从hive2.1开始需要使用元数据工具来初始化其元数据,参照:Running HiveServer2 and Beeline ,本次操作记录如下:

[root@d1 apache-hive-2.3.3-bin]# bin/schematool -dbType mysql -info
......
Metastore connection URL:        jdbc:mysql://localhost:3306/hive?createDatabaseIfNotExist=true&useSSL=false
Metastore Connection Driver :    com.mysql.jdbc.Driver
Metastore connection User:       hive
org.apache.hadoop.hive.metastore.HiveMetaException: Failed to get schema version, Cause:Table 'hive.VERSION' doesn't exist
Use --verbose for detailed stacktrace.
*** schemaTool failed ***
[root@d1 apache-hive-2.3.3-bin]# bin/schematool -dbType mysql -initSchema
......
Metastore connection URL:        jdbc:mysql://localhost:3306/hive?createDatabaseIfNotExist=true&useSSL=false
Metastore Connection Driver :    com.mysql.jdbc.Driver
Metastore connection User:       hive
Starting metastore schema initialization to 2.3.0
Initialization script hive-schema-2.3.0.mysql.sql
Initialization script completed
schemaTool completed
[root@d1 apache-hive-2.3.3-bin]# bin/schematool -dbType mysql -info      
......
Metastore connection URL:        jdbc:mysql://localhost:3306/hive?createDatabaseIfNotExist=true&useSSL=false
Metastore Connection Driver :    com.mysql.jdbc.Driver
Metastore connection User:       hive
Hive distribution version:       2.3.0
Metastore schema version:        2.3.0
schemaTool completed
[root@d1 apache-hive-2.3.3-bin]#

4.5 hive cli 启动测试

# 启动hadoop
[root@d1 hadoop-2.9.2]# sbin/start-dfs.sh
[root@d1 hadoop-2.9.2]# sbin/start-yarn.sh

# 确认是否正确启动
[root@d1 hadoop-2.9.2]# jps -l
3604 org.apache.hadoop.yarn.server.resourcemanager.ResourceManager
2933 org.apache.hadoop.hdfs.server.namenode.NameNode
3429 org.apache.hadoop.hdfs.server.namenode.SecondaryNameNode
3990 sun.tools.jps.Jps
3799 org.apache.hadoop.yarn.server.nodemanager.NodeManager
3129 org.apache.hadoop.hdfs.server.datanode.DataNode
[root@d1 hadoop-2.9.2]#

# hive cli 启动测试
[root@d1 apache-hive-2.3.3-bin]# bin/hive
......
hive> show databases;
OK
default
Time taken: 8.455 seconds, Fetched: 1 row(s)
hive>

4.6 hiveserver2 的使用

HiveServer2 (HS2) is a server interface that enables remote clients to execute queries against Hive and retrieve the results (a more detailed intro here).
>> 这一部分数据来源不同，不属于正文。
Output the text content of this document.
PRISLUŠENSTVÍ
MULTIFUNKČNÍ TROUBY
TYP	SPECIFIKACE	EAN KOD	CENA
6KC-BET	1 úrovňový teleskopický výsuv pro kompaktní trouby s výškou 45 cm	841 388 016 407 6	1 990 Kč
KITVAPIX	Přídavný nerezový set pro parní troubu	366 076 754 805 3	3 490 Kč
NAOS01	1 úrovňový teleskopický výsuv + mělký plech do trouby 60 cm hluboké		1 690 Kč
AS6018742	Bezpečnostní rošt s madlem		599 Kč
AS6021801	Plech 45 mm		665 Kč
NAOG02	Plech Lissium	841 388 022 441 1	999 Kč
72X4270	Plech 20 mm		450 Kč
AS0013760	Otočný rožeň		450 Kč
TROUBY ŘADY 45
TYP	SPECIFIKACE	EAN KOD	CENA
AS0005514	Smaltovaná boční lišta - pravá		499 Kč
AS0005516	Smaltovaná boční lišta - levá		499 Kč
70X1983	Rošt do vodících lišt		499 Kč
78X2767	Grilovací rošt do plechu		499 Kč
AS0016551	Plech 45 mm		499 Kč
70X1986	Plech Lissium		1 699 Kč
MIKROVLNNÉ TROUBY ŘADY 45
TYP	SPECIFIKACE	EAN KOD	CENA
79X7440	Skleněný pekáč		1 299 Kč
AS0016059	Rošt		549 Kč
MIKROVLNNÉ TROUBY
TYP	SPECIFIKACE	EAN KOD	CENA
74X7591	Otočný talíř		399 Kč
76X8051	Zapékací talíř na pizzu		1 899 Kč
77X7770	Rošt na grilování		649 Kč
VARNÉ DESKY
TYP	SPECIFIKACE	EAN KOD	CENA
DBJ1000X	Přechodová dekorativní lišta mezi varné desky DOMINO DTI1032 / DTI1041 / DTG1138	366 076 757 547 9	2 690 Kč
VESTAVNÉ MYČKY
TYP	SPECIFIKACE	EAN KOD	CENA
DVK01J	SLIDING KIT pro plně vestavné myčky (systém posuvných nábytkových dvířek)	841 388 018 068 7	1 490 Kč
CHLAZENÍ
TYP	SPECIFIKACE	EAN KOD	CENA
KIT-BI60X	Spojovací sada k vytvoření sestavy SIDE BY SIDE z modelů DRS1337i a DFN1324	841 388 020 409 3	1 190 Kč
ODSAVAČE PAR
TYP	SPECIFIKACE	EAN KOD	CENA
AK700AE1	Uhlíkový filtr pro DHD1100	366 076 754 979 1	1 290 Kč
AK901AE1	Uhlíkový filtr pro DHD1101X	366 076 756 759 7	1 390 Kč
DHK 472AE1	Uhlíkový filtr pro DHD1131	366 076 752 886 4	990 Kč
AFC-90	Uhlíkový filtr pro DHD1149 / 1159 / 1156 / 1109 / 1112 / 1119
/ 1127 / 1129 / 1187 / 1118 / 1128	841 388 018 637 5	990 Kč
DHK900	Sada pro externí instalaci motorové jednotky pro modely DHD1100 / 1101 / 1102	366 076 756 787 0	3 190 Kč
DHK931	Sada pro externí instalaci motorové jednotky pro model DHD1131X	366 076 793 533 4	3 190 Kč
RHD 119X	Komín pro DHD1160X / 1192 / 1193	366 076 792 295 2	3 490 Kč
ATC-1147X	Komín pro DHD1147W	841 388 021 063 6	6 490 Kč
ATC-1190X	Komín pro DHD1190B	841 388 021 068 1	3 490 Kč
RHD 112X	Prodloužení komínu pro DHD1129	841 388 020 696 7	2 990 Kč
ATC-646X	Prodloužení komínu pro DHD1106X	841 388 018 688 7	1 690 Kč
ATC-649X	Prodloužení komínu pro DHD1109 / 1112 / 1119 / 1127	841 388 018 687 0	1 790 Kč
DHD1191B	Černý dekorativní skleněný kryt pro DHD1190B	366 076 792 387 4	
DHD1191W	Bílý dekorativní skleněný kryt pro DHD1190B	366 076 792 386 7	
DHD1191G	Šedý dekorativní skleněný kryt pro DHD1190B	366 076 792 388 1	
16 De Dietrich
The current implementation, based on Thrift RPC, is an improved version of HiveServer and supports multi-client concurrency and authentication. It is designed to provide better support for open API clients like JDBC and ODBC.

启动hiveserver2

$HIVE_HOME/bin/hiveserver2 # 或者 $HIVE_HOME/bin/hive --service hiveserver2

使用beeline连接

本例中没有使用用户名和密码,直接回车即可。

$ ${HIVE_HOME}/bin/beeline
beeline> !connect jdbc:hive2://elk1:10000
Connecting to jdbc:hive2://elk1:10000
Enter username for jdbc:hive2://elk1:10000:
Enter password for jdbc:hive2://elk1:10000:
0: jdbc:hive2://elk1:10000> show tables;
INFO  : Compiling command(queryId=root_20200417085546_6d6a4943-74e6-47cf-9df0-b44b57a57841): show tables
INFO  : Concurrency mode is disabled, not creating a lock manager
INFO  : Semantic Analysis Completed (retrial = false)
INFO  : Returning Hive schema: Schema(fieldSchemas:[FieldSchema(name:tab_name, type:string, comment:from deserializer)], properties:null)
INFO  : Completed compiling command(queryId=root_20200417085546_6d6a4943-74e6-47cf-9df0-b44b57a57841); Time taken: 1.111 seconds
INFO  : Concurrency mode is disabled, not creating a lock manager
INFO  : Executing command(queryId=root_20200417085546_6d6a4943-74e6-47cf-9df0-b44b57a57841): show tables
INFO  : Starting task [Stage-0:DDL] in serial mode
INFO  : Completed executing command(queryId=root_20200417085546_6d6a4943-74e6-47cf-9df0-b44b57a57841); Time taken: 0.065 seconds
INFO  : OK
INFO  : Concurrency mode is disabled, not creating a lock manager
+-----------+
| tab_name  |
+-----------+
+-----------+
No rows selected (1.542 seconds)
0: jdbc:hive2://elk1:10000>

使用hiveserver2常见错误

1、Error: Could not establish connection to jdbc:hive2://elk1:10000: Required field ‘serverProtocolVersion’ is unset

2、Error: Could not open client transport with JDBC Uri: jdbc:hive2://elk1:10000: Failed to open new session: java.lang.RuntimeException: org.apache.hadoop.ipc.RemoteException(org.apache.hadoop.security.authorize.AuthorizationException): User: root is not allowed to impersonate anonymous (state=08S01,code=0)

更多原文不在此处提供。